Natur und Tourismus

Seltener Vogel: Sichler gesichtet

Quelle: Chiemgau-Zeitung / 28.09.2007

Die sonnigen Herbsttage nutzte kürzlich ein exotischer Gast für einen kurzen Besuch am Chiemsee.
Der schwarzbraune Vogel mit dem gebogenen Schnabel sieht einem Brachvogel zwar recht ähnlich, gehört aber nicht, wie dieser, zu den Watvögeln, sondern in die Verwandtschaft der Reiher und Ibisse.Die meisten Ibisse leben aber in tropischen Gebieten und auch der Sichler, der am Bayerischen Meer Station machte, hält sich in Europa gewöhnlich strikt an die wärmeren Regionen des Balkans und des Mittelmeers.
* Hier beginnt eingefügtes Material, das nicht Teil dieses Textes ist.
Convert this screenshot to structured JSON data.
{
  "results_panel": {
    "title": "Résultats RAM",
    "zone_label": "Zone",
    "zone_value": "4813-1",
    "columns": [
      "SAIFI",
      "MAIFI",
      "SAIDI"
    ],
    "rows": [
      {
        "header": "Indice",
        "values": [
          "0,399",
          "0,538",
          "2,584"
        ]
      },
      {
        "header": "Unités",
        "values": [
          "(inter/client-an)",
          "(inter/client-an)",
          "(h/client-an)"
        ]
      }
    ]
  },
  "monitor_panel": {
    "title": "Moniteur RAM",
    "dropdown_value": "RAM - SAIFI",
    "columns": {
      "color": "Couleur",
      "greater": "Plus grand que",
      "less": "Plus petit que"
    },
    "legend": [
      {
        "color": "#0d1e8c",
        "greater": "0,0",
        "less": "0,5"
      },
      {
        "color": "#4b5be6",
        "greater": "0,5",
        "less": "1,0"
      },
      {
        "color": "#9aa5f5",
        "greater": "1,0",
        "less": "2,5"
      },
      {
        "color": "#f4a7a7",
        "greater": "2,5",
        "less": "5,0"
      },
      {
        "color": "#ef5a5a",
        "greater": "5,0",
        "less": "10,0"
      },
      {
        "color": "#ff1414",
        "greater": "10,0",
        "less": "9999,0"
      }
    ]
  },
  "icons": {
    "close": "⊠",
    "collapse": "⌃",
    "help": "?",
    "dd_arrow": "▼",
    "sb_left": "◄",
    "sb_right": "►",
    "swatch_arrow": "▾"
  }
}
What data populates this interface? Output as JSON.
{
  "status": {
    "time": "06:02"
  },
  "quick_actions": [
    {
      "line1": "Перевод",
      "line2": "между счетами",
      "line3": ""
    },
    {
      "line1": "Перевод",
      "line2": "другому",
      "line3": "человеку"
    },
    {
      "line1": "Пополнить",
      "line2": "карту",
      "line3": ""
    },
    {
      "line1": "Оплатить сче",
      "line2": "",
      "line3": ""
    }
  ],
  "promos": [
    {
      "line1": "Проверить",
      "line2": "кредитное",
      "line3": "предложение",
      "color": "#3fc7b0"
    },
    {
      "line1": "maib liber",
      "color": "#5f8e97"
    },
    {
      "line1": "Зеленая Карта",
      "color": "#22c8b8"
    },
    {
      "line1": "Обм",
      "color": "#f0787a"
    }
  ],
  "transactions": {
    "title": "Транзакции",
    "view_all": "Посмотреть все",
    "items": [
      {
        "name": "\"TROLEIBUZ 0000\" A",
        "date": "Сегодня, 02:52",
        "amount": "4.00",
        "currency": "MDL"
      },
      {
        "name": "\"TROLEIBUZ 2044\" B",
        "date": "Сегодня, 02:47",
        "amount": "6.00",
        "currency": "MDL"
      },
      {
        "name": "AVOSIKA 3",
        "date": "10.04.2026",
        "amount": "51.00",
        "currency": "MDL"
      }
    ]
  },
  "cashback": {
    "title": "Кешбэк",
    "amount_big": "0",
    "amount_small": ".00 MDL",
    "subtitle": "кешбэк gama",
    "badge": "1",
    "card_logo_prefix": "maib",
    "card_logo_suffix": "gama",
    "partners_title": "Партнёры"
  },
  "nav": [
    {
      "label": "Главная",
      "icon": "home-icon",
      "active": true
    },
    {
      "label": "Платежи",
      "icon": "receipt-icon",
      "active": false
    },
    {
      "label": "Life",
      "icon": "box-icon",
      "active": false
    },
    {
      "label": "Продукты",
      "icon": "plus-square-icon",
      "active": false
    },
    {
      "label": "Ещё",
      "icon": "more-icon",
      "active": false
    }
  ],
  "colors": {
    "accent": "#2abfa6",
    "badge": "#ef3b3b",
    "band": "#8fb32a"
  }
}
Ausflüge nach Mitteleuropa sind keineswegs die Regel, schon gar nicht im Herbst, wenn die Vögel eigentlich nach Afrika steuern sollten. Wie außergewöhnlich dieser Besuch war, geht schon aus der Tatsache hervor, dass am Chiemsee die letzten beiden Sichler im Mai 1958 gesichtet wurden.
Der Grabenstätter Schüler Niko Thum hatte den seltenen Gast am Donnerstag, 20. September, im Grabenstätter Moos entdeckt und per E-Mail gleich die Schar der Vogelbeobachter informiert.
Darauf setzte am nächsten und übernächsten Tag die große Suche ein. Viele hatten kein Glück, da der Vogel keineswegs am gleichen Platz blieb, sondern von einer Nasswiese zur anderen weit herum strich. So ließ er sich am Freitag überhaupt nicht sehen und tauchte am Samstag im Bereich des Feldwieser Strandbades auf.
Übrigens soll schon am 17. September ein als Waldrapp bestimmter Vogel in der Nähe des Tüttensees bei Grabenstätt gesehen worden sein. Tatsächlich sieht der (im Konrad-Lorenz-Institut Grünau frei fliegende) Waldrapp dem nah verwandten Sichler recht ähnlich. Leider ist der Beobachter nicht bekannt. Er kann sich zur Klärung unter Telefon 08642/597340 melden.
Ein noch viel exotischerer Verwandter des Sichlers hat den Chiemsee in letzter Zeit viel häufiger besucht: der Ibis. Dieser den alten Ägyptern einst heilige, schwarzweiße Vogel, beehrte die Region im Jahr 2001 von Ende September bis Anfang November, dann wieder im August 2003 und schließlich 2004 von Anfang Mai bis Ende Juli.
Allerdings muss sehr bezweifelt werden, dass diese Besucher aus ihren afrikanischen Stammgebieten hierher kamen. Vielmehr handelte es sich bei ihnen wohl um Ausreißer aus Zoos und Hobbyvolieren.